I test with 2 small unit tests.

In [4]:
library("stringr")

nwords <- function(string, pseudo=F){
  ifelse( pseudo, 
          pattern <- "\\S+", 
          pattern <- "[[:alpha:]]+" 
        )
  str_count(string, pattern)
}

detectQuestion <- function(q) {
  substring="qui | quoi |où|quand|comment|combien|pourquoi| quel |?"
  val <- grepl(substring,q)
  return(val)
}

# result : 4
nwords("it is a test")

# result TRUE
detectQuestion("comment on crée un notebook en R")

# RCurl
I use the RCurl Package to get data form URL. We need to get data from the header and the HTML content of HTTP response.

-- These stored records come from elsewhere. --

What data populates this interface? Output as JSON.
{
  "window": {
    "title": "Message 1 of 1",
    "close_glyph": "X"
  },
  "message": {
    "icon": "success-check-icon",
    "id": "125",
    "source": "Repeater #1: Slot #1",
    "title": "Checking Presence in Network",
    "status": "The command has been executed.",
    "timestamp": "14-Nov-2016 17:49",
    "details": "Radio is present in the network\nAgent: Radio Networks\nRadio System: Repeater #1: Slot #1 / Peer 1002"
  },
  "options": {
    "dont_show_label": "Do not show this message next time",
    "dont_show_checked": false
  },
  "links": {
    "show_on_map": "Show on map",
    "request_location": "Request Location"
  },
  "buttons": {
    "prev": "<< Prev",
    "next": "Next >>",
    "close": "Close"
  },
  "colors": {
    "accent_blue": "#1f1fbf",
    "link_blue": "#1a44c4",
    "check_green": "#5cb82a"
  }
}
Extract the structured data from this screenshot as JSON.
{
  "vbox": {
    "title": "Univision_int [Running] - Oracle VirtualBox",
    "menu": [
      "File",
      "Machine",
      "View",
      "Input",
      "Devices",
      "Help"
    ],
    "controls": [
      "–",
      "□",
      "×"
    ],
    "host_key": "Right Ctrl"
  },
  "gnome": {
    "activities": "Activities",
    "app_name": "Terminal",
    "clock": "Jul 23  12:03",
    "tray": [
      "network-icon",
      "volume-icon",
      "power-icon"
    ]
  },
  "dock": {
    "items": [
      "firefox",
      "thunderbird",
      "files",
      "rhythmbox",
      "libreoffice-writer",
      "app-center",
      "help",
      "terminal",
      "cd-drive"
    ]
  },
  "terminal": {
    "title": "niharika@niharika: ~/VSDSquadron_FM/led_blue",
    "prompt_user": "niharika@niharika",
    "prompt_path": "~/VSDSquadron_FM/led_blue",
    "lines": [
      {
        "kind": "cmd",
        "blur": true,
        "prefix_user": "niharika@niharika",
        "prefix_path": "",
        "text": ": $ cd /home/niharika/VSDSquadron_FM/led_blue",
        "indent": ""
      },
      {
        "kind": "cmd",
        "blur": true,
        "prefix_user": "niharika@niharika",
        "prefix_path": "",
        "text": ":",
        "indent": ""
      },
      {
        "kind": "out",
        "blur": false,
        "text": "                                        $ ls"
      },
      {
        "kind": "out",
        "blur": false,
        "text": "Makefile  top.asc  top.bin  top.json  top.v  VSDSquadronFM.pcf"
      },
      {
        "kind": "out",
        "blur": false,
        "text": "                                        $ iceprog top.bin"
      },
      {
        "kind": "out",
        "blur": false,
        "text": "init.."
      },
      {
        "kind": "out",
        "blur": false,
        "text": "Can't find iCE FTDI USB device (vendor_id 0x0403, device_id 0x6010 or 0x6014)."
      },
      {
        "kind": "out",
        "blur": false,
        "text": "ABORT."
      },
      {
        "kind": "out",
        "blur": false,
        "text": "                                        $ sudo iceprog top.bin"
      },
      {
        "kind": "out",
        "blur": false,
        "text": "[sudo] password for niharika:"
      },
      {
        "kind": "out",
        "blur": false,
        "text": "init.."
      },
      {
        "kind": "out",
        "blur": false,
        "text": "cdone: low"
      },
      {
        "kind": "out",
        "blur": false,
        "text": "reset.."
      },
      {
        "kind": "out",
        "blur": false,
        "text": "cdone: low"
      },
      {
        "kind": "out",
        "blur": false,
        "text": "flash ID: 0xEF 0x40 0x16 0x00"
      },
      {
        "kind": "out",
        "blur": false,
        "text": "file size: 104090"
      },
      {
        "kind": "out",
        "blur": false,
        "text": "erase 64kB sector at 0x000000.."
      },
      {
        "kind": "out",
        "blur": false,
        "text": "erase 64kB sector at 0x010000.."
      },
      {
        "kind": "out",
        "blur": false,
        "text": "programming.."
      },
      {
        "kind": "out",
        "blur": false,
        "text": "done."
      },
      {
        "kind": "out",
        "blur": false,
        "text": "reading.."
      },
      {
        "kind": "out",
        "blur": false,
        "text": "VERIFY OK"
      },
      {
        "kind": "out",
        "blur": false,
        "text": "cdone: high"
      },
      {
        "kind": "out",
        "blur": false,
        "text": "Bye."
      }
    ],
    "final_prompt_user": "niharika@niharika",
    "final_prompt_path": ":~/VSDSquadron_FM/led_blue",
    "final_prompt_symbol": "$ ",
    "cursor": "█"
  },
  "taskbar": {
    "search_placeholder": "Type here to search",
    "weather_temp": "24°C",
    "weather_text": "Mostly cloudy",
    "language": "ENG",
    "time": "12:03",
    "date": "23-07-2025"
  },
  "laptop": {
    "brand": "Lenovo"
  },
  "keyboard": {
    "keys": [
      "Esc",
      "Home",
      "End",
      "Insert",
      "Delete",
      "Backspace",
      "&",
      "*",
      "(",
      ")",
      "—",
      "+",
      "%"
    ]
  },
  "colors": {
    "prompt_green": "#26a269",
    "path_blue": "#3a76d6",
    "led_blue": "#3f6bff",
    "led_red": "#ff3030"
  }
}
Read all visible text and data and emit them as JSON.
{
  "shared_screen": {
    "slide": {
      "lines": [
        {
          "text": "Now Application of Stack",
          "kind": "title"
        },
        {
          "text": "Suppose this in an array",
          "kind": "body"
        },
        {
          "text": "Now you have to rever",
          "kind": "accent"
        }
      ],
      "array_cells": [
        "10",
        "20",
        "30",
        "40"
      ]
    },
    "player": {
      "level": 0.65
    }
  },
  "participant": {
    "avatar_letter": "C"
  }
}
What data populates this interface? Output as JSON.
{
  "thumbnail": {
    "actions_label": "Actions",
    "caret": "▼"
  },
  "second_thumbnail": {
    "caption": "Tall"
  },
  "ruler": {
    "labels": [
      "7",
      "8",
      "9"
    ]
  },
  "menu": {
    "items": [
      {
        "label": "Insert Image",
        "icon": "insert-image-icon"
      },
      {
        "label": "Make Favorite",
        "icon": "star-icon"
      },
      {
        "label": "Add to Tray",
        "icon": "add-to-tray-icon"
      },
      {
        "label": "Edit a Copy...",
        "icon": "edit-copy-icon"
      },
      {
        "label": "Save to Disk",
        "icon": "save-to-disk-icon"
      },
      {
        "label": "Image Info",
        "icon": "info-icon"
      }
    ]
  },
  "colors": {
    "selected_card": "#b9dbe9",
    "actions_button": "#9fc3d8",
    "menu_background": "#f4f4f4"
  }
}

If you need more information about this function, please wait my TeknSEO talk.

##  2 methods
- regex
- xptah


In [6]:
library(RCurl)
library(urltools)
library(XML)  
library(stringr)
library(dplyr)
library(readr)
library(stringdist)

seoscraper2df <- function(url,keyword,debug){
    
  html <- ""
  time <- 0

  tryCatch({

    useragent <- "Mozilla/5.0 (iPhone; CPU iPhone OS 6_0 like Mac OS X) AppleWebKit/536.26 (KHTML, like Gecko) Version/6.0 Mobile/10A5376e Safari/8536.25"
    h <- basicTextGatherer()
    
    time <- system.time( 
      html <- getURL(url
                    ,followlocation = TRUE
                    ,ssl.verifypeer = FALSE 
                    ,httpheader = c('User-Agent' = useragent)
                    ,headerfunction = h$update
                    #,verbose=TRUE
                   )
    )    


      }, error = function(e) {
        print("error getURL")
        print(e)
     }
   )  
    
  if(html!="") {
      
    #############TRANSFORM TO UTF-8#############################
    ind1 <- grep("^Content-Type",h$value(NULL))

    if(length(ind1)) {
      
      contentType <- tail(h$value(NULL)[ind1],1)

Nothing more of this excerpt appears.